Two days after saying some “crazy, wild calls” gave him a “headache,” Harbaugh was in a more conciliatory mood Monday.
“What seems like a big deal Saturday night, here Monday is not a big deal,” Harbaugh said, via Cam Inman of the Bay Area News Group. “We’re concentrating on Monday and what we can get out of this day. Making this practice and these meetings the best possible that we can have, and have had, in our training camp, with so much to do.”
Now, it would be downright diabolical to suggest that Harbaugh got a scolding from his superiors, especially since a league spokesman told Inman “We decline comment” when asked if Harbaugh would be fined.
But it’s clear the league’s leaning on coaches to keep the criticism down.
Asked if he had any follow-up to Saturday’s officials, Harbaugh said “No, like I said the other night — per instruction.”
Players are worried about repercussions as well. One told Inman anonymously that he was called for a penalty earlier this preseason, and when he told the official he wasn’t to blame, the official said: “Maybe you weren’t.”
At this point, simple human compassion almost makes you want to stop banging on the replacement refs. Almost. But they’re screwing something up every single game.

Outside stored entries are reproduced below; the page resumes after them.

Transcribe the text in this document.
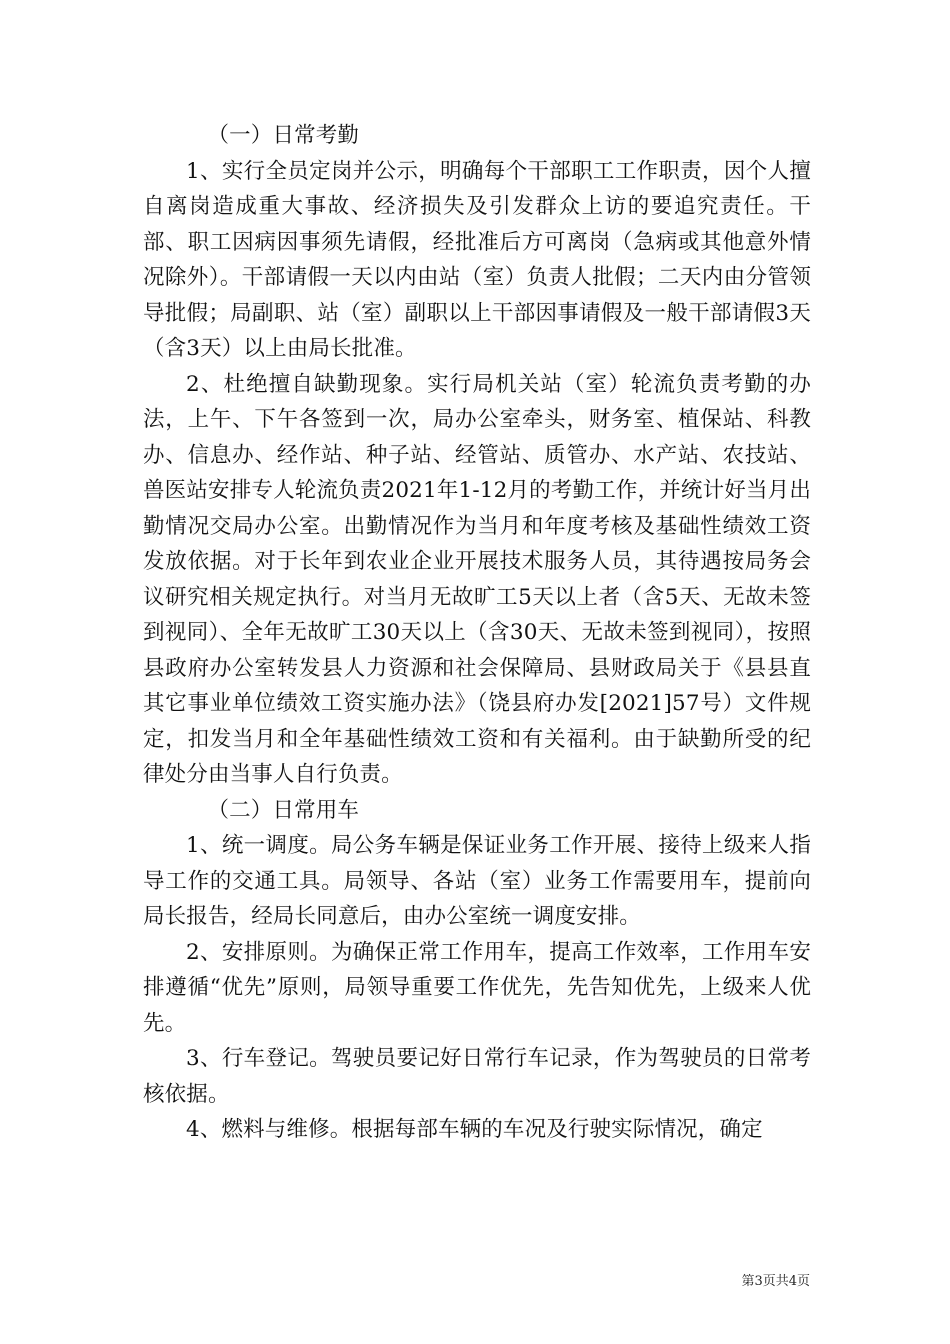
（一）日常考勤

1、实行全员定岗并公示，明确每个干部职工工作职责，因个人擅自离岗造成重大事故、经济损失及引发群众上访的要追究责任。干部、职工因病因事须先请假，经批准后方可离岗（急病或其他意外情况除外）。干部请假一天以内由站（室）负责人批假；二天内由分管领导批假；局副职、站（室）副职以上干部因事请假及一般干部请假3天（含3天）以上由局长批准。

2、杜绝擅自缺勤现象。实行局机关站（室）轮流负责考勤的办法，上午、下午各签到一次，局办公室牵头，财务室、植保站、科教办、信息办、经作站、种子站、经管站、质管办、水产站、农技站、兽医站安排专人轮流负责2021年1-12月的考勤工作，并统计好当月出勤情况交局办公室。出勤情况作为当月和年度考核及基础性绩效工资发放依据。对于长年到农业企业开展技术服务人员，其待遇按局务会议研究相关规定执行。对当月无故旷工5天以上者（含5天、无故未签到视同）、全年无故旷工30天以上（含30天、无故未签到视同），按照县政府办公室转发县人力资源和社会保障局、县财政局关于《县县直其它事业单位绩效工资实施办法》（饶县府办发[2021]57号）文件规定，扣发当月和全年基础性绩效工资和有关福利。由于缺勤所受的纪律处分由当事人自行负责。

（二）日常用车

1、统一调度。局公务车辆是保证业务工作开展、接待上级来人指导工作的交通工具。局领导、各站（室）业务工作需要用车，提前向局长报告，经局长同意后，由办公室统一调度安排。

2、安排原则。为确保正常工作用车，提高工作效率，工作用车安排遵循“优先”原则，局领导重要工作优先，先告知优先，上级来人优先。

3、行车登记。驾驶员要记好日常行车记录，作为驾驶员的日常考核依据。

4、燃料与维修。根据每部车辆的车况及行驶实际情况，确定

第3页共4页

Some of the issues with spots and timing and rules interpretations are one thing, but the player safety issues are real, especially when helmet-to-helmet calls aren’t made (like in Pittsburgh Sunday), or plays aren’t blown dead when a ball-carrier loses his helmet (such as in Friday’s Miami-Carolina game).
The real officials aren’t going to get them all right either, but they’re going to hit for a higher average than the current crop the league has scraped from the bottom of the officiating barrel.